The event, held at the city’s M Shed over three days [18 to 20 Apr], began with an address from QET Labs’ director Professor John Rarity FRS and talks by academics from the University of Bristol and Max Planck Institute on bringing quantum communications into the real world.
Researchers from Bristol, MIT and Eindhoven gave talks on silicon quantum photonics, new sensing technologies, classic optics papers and single photon sources using organic molecules.
Sessions giving an industry perspective of quantum technologies that included updates about Bristol's own Quantum Technology Enterprise Centre (QTEC) and the new Quantum Technology Innovation Centre (QTIC), to Innovate UK's plan for the next phase of the National Quantum Technology Programme were presented on day two of the workshop.
These were followed by demonstrations from Microsoft and Zurich Instruments, and talks in solid state physics explored the potential of quantum dots as single photon sources from spin-off company Quandela, as well as academic work from Cambridge, University of Science and Technology of China and Bristol.

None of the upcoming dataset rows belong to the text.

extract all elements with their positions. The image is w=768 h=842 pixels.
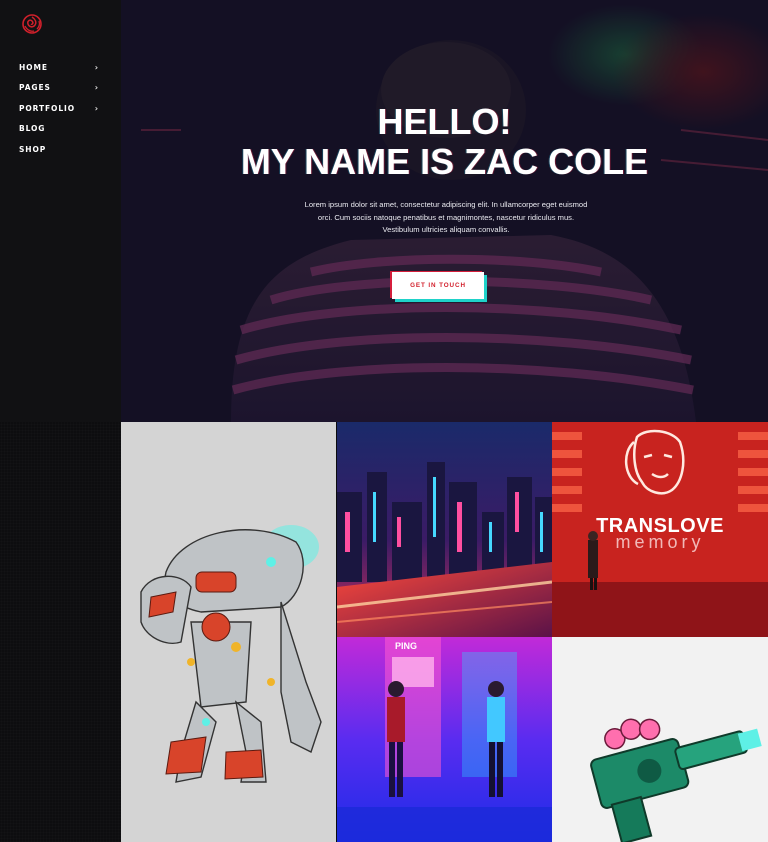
nav-item-shop[interactable]: SHOP [19, 139, 101, 160]
hero-section: HELLO! MY NAME IS ZAC COLE Lorem ipsum d… [121, 0, 768, 422]
chevron-right-icon: › [94, 103, 99, 113]
nav-item-label: HOME [19, 62, 48, 72]
hero-title-line-2: MY NAME IS ZAC COLE [240, 141, 649, 182]
arcade-sign: PING [395, 641, 418, 651]
portfolio-item-blaster[interactable] [552, 637, 768, 842]
hero-title-line-1: HELLO! [377, 101, 512, 142]
arcade-scene-image [337, 637, 552, 842]
portfolio-item-neon-city[interactable] [337, 422, 552, 637]
translove-subtitle: memory [615, 532, 705, 552]
portfolio-item-mech-sketch[interactable] [121, 422, 336, 842]
nav-item-pages[interactable]: PAGES › [19, 78, 101, 99]
main-nav: HOME › PAGES › PORTFOLIO › BLOG SHOP [19, 57, 101, 160]
nav-item-label: PAGES [19, 83, 51, 93]
nav-item-portfolio[interactable]: PORTFOLIO › [19, 98, 101, 119]
sidebar: HOME › PAGES › PORTFOLIO › BLOG SHOP [0, 0, 121, 842]
get-in-touch-button[interactable]: GET IN TOUCH [392, 272, 484, 299]
nav-item-home[interactable]: HOME › [19, 57, 101, 78]
chevron-right-icon: › [94, 62, 99, 72]
nav-item-label: SHOP [19, 144, 47, 154]
blaster-illustration-image [552, 637, 768, 842]
hero-description: Lorem ipsum dolor sit amet, consectetur … [304, 200, 588, 235]
mech-illustration-image [121, 422, 336, 842]
portfolio-item-arcade[interactable]: PING [337, 637, 552, 842]
nav-item-blog[interactable]: BLOG [19, 119, 101, 140]
portfolio-item-translove-memory[interactable]: TRANSLOVE memory [552, 422, 768, 637]
nav-item-label: PORTFOLIO [19, 103, 75, 113]
neon-city-image [337, 422, 552, 637]
rose-logo-icon[interactable] [20, 12, 44, 36]
nav-item-label: BLOG [19, 124, 46, 134]
chevron-right-icon: › [94, 83, 99, 93]
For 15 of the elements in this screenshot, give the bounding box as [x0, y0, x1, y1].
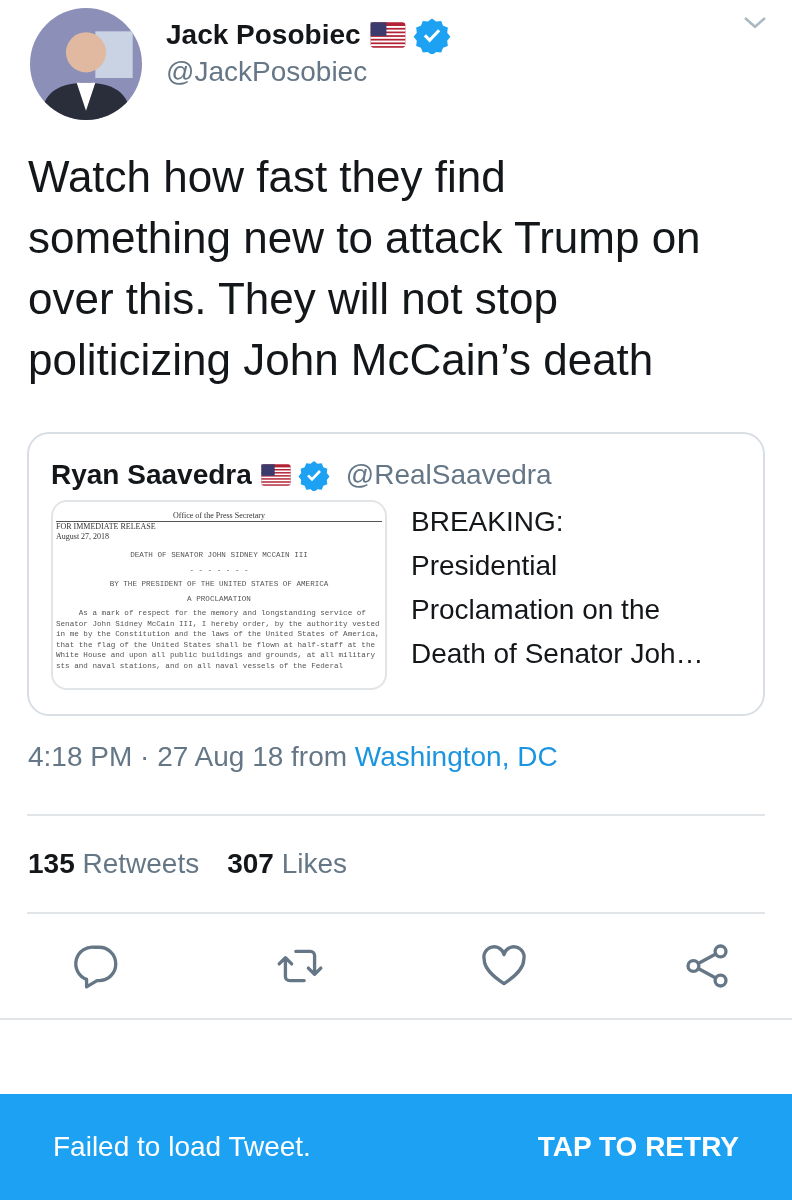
quoted-tweet-card[interactable]: [27, 432, 765, 716]
user-name: Ryan Saavedra: [51, 458, 252, 492]
tweet-text: Watch how fast they find something new to attack Trump on over this. They will not stop politicizing John McCain’s death: [27, 151, 702, 386]
user-handle: @RealSaavedra: [345, 458, 552, 492]
document-office: Office of the Press Secretary: [56, 510, 382, 522]
source-prefix: from: [291, 741, 348, 772]
stat-count[interactable]: 307 Likes: [227, 843, 348, 885]
user-name: Jack Posobiec: [166, 18, 361, 52]
stat-count[interactable]: 135 Retweets: [28, 843, 200, 885]
snackbar-message: Failed to load Tweet.: [53, 1130, 311, 1164]
document-date: August 27, 2018: [56, 532, 111, 542]
quoted-tweet-text: BREAKING: Presidential Proclamation on the Death of Senator Joh…: [411, 505, 705, 671]
user-handle: @JackPosobiec: [166, 55, 369, 89]
tweet-timestamp: 4:18 PM · 27 Aug 18: [28, 741, 284, 772]
document-release: FOR IMMEDIATE RELEASE: [56, 522, 157, 532]
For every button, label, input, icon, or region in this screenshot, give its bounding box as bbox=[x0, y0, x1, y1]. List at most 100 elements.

Professor John Rarity, said: “Bristol Quantum Information Technologies workshop, is a venture by the University of Bristol’s QET Labs, whose aim is to deliver a radically new generation of machines that exploit quantum physics to transform our lives, society and economy.”
Quantum cryptography start-up KETS sponsored the prize for best poster, which was awarded to Carmen Palacios Berraquero from the University of Cambridge's for her work on deterministic single photon sources on a chip, with honourable mentions for Bristol's Felipe Ortiz-Huerta and Stasja Stanisic.
There was also an interactive tutorial from Microsoft demonstrating their Q# programming language, and stands from sponsors ICE Oxford, NQIT, Zurich Instruments, Keysight Technologies, Springer, IOP, Sparrow Quantum, Microsoft, Quandela, Attocube, and Single Quantum.
The workshop, will close today [20 April], with talks on detectors, simulations, and communications from Delft, Bristol, Oxford and Sorbonne, followed by theory and imaging session from Sheffield, York, Pavia, Glasgow and Sir Peter Knight for the National Physical Laboratory.
We look forward to again welcoming experts from across the globe at next year’s BQIT, set for 3-5 April 2019.